Une présence pré-mangaversienne

Il faut attendre encore neuf ans et 2001 pour que le manga retrouve une certaine visibilité avec, à nouveau, le Japon en pays invité et un pavillon dédié organisé avec l’aide de Tonkam (à l’époque librairie et éditeur indépendant) et son charismatique patron, Dominique Véret. Il faut dire que l’arrivée du « phénomène manga » dans les années 1994-95 a marqué le marché francophone de l’édition. Deux expositions, un cosplay et des projections d’animés sont proposés à cette occasion. C’est ainsi que les festivaliers peuvent découvrir dans les Grands salons de l’Hôtel de Ville (là où se trouve maintenant l’espace presse) la richesse de la bande dessinée japonaise à destination d’un public féminin. Surtout, une bulle est dédiée au manga avec une exposition didactique et variée basée sur les récits d’une vingtaine de mangaka. Les auteurs invités sont Tsutomu Nihei, Yû Wataze, Masakazu Katsura et Kia Asamiya. Il est possible de les rencontrer tous les quatre au Forum E. Leclerc situé dans la bulle principale du Champ de Mars, à l’occasion d’une rencontre-débat au Théâtre d’Angoulême et lors d’une séance de dédicaces organisée dans la boutique du festival. Le Théâtre d’Angoulême accueille aussi le samedi un concours de cosplay, cet incontournable des conventions manga. Pour compléter cet imposant programme, Tonkam propose des animations durant les quatre jours de la manifestation : l’atelier Tsuki, se déroulant dans l’espace animation de la bulle New-York. Il est animé par Kara (à l’époque chroniqueur à Animeland et futur auteur de BD) et Erwan Le Verger (responsable de l’espace Mangasie bien des années plus tard). Il est ainsi possible de rencontrer des mangaka, de suivre des cours sur le manga (qu’est-ce que le manga, les différences entre comics, franco-belge et manga, etc.), d’obtenir des dédicaces de jeunes auteur·e·s francophones plus ou moins inspirés par la culture populaire japonaise (dont Patrick Sobral). Enfin, Le Journal de mon père de Jirô Taniguchi reçoit le Prix du jury œcuménique de la bande dessinée. Certes, on ne peut y voir qu’un accessit. Ça n’en fait pas moins le premier manga à être récompensé à Angoulême (de nombreux titres suivront par la suite).

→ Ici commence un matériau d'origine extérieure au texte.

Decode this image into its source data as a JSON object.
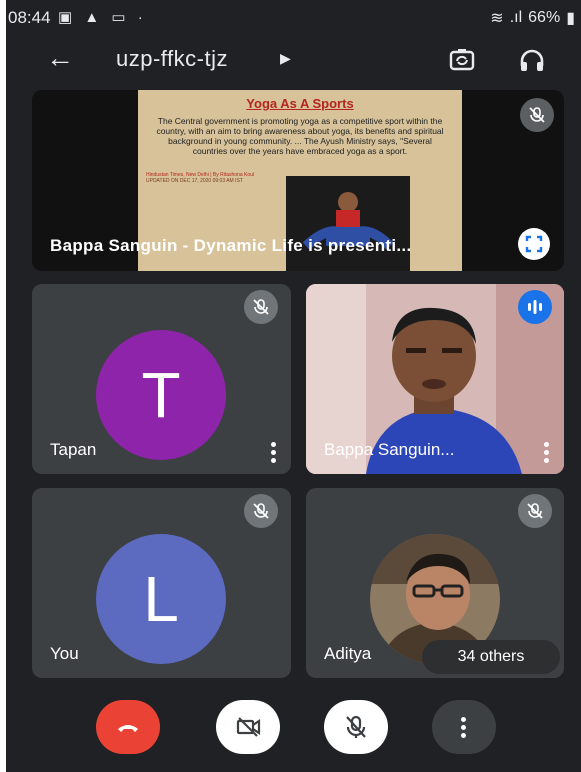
{
  "status": {
    "time": "08:44",
    "battery": "66%"
  },
  "topbar": {
    "meeting_code": "uzp-ffkc-tjz"
  },
  "presentation": {
    "presenter_label": "Bappa Sanguin - Dynamic Life is presenti...",
    "slide_title": "Yoga As A Sports",
    "slide_text": "The Central government is promoting yoga as a competitive sport within the country, with an aim to bring awareness about yoga, its benefits and spiritual background in young community. ... The Ayush Ministry says, \"Several countries over the years have embraced yoga as a sport.",
    "slide_credit_line1": "Hindustan Times, New Delhi | By Ritashona Koul",
    "slide_credit_line2": "UPDATED ON DEC 17, 2020 09:03 AM IST"
  },
  "participants": {
    "tapan": {
      "name": "Tapan",
      "initial": "T",
      "avatar_color": "#8e24aa"
    },
    "bappa": {
      "name": "Bappa Sanguin..."
    },
    "you": {
      "name": "You",
      "initial": "L",
      "avatar_color": "#5c6bc0"
    },
    "aditya": {
      "name": "Aditya",
      "others_label": "34 others"
    }
  },
  "colors": {
    "end_call": "#ea4335",
    "speaking": "#1a73e8",
    "background": "#202124",
    "tile": "#3c4043"
  }
}
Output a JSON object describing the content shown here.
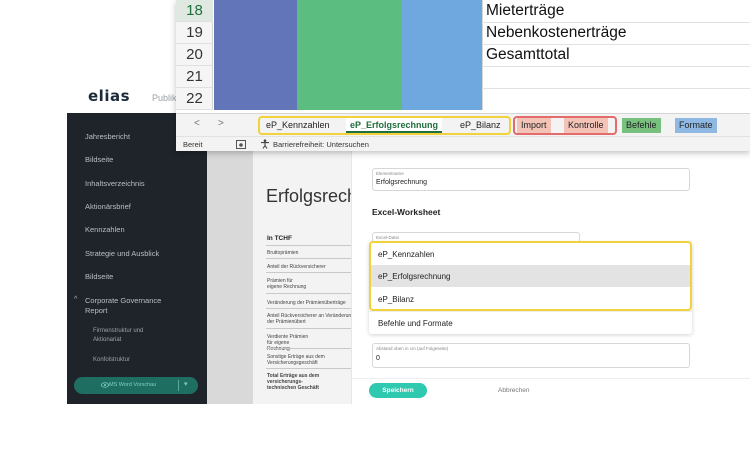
{
  "elias": {
    "logo": "elias",
    "topnav_label": "Publik",
    "sidebar": {
      "items": [
        "Jahresbericht",
        "Bildseite",
        "Inhaltsverzeichnis",
        "Aktionärsbrief",
        "Kennzahlen",
        "Strategie und Ausblick",
        "Bildseite",
        "Corporate Governance Report"
      ],
      "subitems": [
        "Firmenstruktur und Aktionariat",
        "Konfolstruktur"
      ],
      "pill_label": "MS Word Vorschau"
    },
    "document": {
      "title": "Erfolgsrech",
      "table_header": "In TCHF",
      "rows": [
        "Bruttoprämien",
        "Anteil der Rückversicherer",
        "Prämien für eigene Rechnung",
        "Veränderung der Prämienüberträge",
        "Anteil Rückversicherer an Veränderung der Prämienübert",
        "Verdiente Prämien für eigene Rechnung",
        "Sonstige Erträge aus dem Versicherungsgeschäft",
        "Total Erträge aus dem versicherungs-technischen Geschäft"
      ]
    }
  },
  "dialog": {
    "element_name_label": "Elementname",
    "element_name_value": "Erfolgsrechnung",
    "section_heading": "Excel-Worksheet",
    "excel_file_label": "Excel-Datei",
    "dropdown_options": [
      "eP_Kennzahlen",
      "eP_Erfolgsrechnung",
      "eP_Bilanz",
      "Befehle und Formate"
    ],
    "selected_option": "eP_Erfolgsrechnung",
    "spacing_label": "Abstand oben in cm (auf Folgeseite)",
    "spacing_value": "0",
    "save_label": "Speichern",
    "cancel_label": "Abbrechen"
  },
  "excel": {
    "row_numbers": [
      "18",
      "19",
      "20",
      "21",
      "22"
    ],
    "active_row": "18",
    "cells": [
      "Mieterträge",
      "Nebenkostenerträge",
      "Gesamttotal"
    ],
    "sheet_tabs": [
      "eP_Kennzahlen",
      "eP_Erfolgsrechnung",
      "eP_Bilanz",
      "Import",
      "Kontrolle",
      "Befehle",
      "Formate"
    ],
    "active_tab": "eP_Erfolgsrechnung",
    "status_ready": "Bereit",
    "status_accessibility": "Barrierefreiheit: Untersuchen",
    "colors": {
      "col_purple": "#6375b9",
      "col_green": "#5bbd7f",
      "col_blue": "#6ea8de",
      "highlight_yellow": "#f2d23c",
      "highlight_red": "#e36b6b",
      "accent_teal": "#2fc9b0"
    }
  }
}
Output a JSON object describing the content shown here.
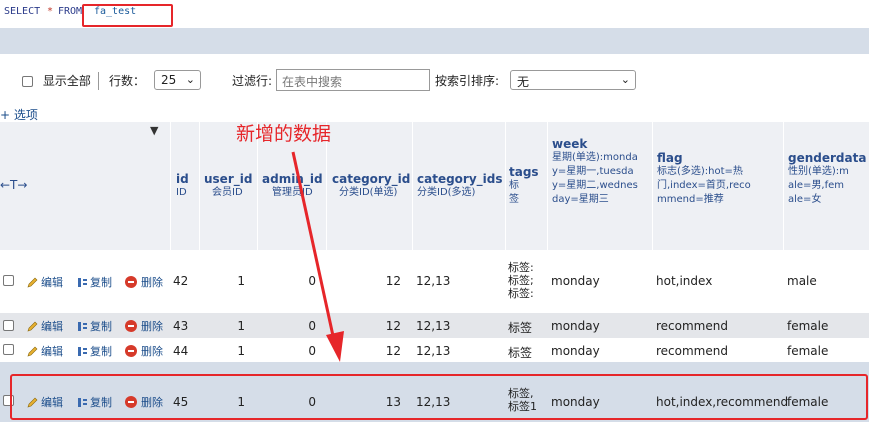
{
  "sql": {
    "select": "SELECT",
    "star": "*",
    "from": "FROM",
    "table": "fa_test"
  },
  "controls": {
    "show_all": "显示全部",
    "rows_label": "行数：",
    "rows_value": "25",
    "filter_label": "过滤行:",
    "filter_placeholder": "在表中搜索",
    "sort_label": "按索引排序:",
    "sort_value": "无"
  },
  "options_link": "+ 选项",
  "nav_arrows": "←T→",
  "annotation": "新增的数据",
  "columns": [
    {
      "name": "id",
      "comment": "ID"
    },
    {
      "name": "user_id",
      "comment": "会员ID"
    },
    {
      "name": "admin_id",
      "comment": "管理员ID"
    },
    {
      "name": "category_id",
      "comment": "分类ID(单选)"
    },
    {
      "name": "category_ids",
      "comment": "分类ID(多选)"
    },
    {
      "name": "tags",
      "comment": "标签"
    },
    {
      "name": "week",
      "comment": "星期(单选):monday=星期一,tuesday=星期二,wednesday=星期三"
    },
    {
      "name": "flag",
      "comment": "标志(多选):hot=热门,index=首页,recommend=推荐"
    },
    {
      "name": "genderdata",
      "comment": "性别(单选):male=男,female=女"
    }
  ],
  "actions": {
    "edit": "编辑",
    "copy": "复制",
    "delete": "删除"
  },
  "rows": [
    {
      "id": "42",
      "user_id": "1",
      "admin_id": "0",
      "category_id": "12",
      "category_ids": "12,13",
      "tags": "标签:\n标签;\n标签:",
      "week": "monday",
      "flag": "hot,index",
      "gender": "male"
    },
    {
      "id": "43",
      "user_id": "1",
      "admin_id": "0",
      "category_id": "12",
      "category_ids": "12,13",
      "tags": "标签",
      "week": "monday",
      "flag": "recommend",
      "gender": "female"
    },
    {
      "id": "44",
      "user_id": "1",
      "admin_id": "0",
      "category_id": "12",
      "category_ids": "12,13",
      "tags": "标签",
      "week": "monday",
      "flag": "recommend",
      "gender": "female"
    },
    {
      "id": "45",
      "user_id": "1",
      "admin_id": "0",
      "category_id": "13",
      "category_ids": "12,13",
      "tags": "标签,\n标签1",
      "week": "monday",
      "flag": "hot,index,recommend",
      "gender": "female"
    }
  ],
  "colors": {
    "accent_red": "#e6262a",
    "header_bg": "#eef0f4",
    "selected_row_bg": "#d5dde8"
  }
}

L’édition 2002 étant consacrée à la bande dessinée américaine, il n’y a rien à signaler en ce qui concerne l’Asie. En 2003, Katsuhiro Otomo (le samedi) et Jirô Taniguchi (le dimanche) sont présents à la première édition des Rencontres Internationales du festival, sises dans la salle Buñuel de l’Espace Franquin. C’est l’occasion de faire la connaissance de deux animateurs de qualité qui prendront par la suite une grande importance au sein du festival : Benoît Mouchard (directeur artistique de 2004 à 2013) et Julien Bastide (co-responsable de l’espace manga entre 2007 et 2010). Surtout, Quartier lointain (là encore, signé Taniguchi) reçoit l’Alph-Art du meilleur scénario. La Corée du Sud est l’une des trois grandes « nations » de la bande dessinée asiatique et la voilà à son tour mise en avant en tant que pays invité. À cette occasion, sont organisées une exposition sur le manhwa et des rencontres (la bulle est située place Saint Martial). Des spectacles de rue sont proposés : le dossier de presse nous promet à cette occasion jultagi (des funambules qui dansent sur une corde), samhyeonyukgak (une musique traditionnelle jouée par six instruments accompagnant les danses) et gwangdaenon (un jeu de masques), tout ça dans les jardins de l’Hôtel de Ville. Byun Byung Jun est un des principaux invités coréens. N’oublions pas la bande dessinée vietnamienne qui est présentée aux festivaliers par l’E.S.I. (devenue ÉESI, École européenne supérieure de l’image) par l’intermédiaire de travaux de vingt-trois élèves de l’école des Beaux-Arts d’Hanoï.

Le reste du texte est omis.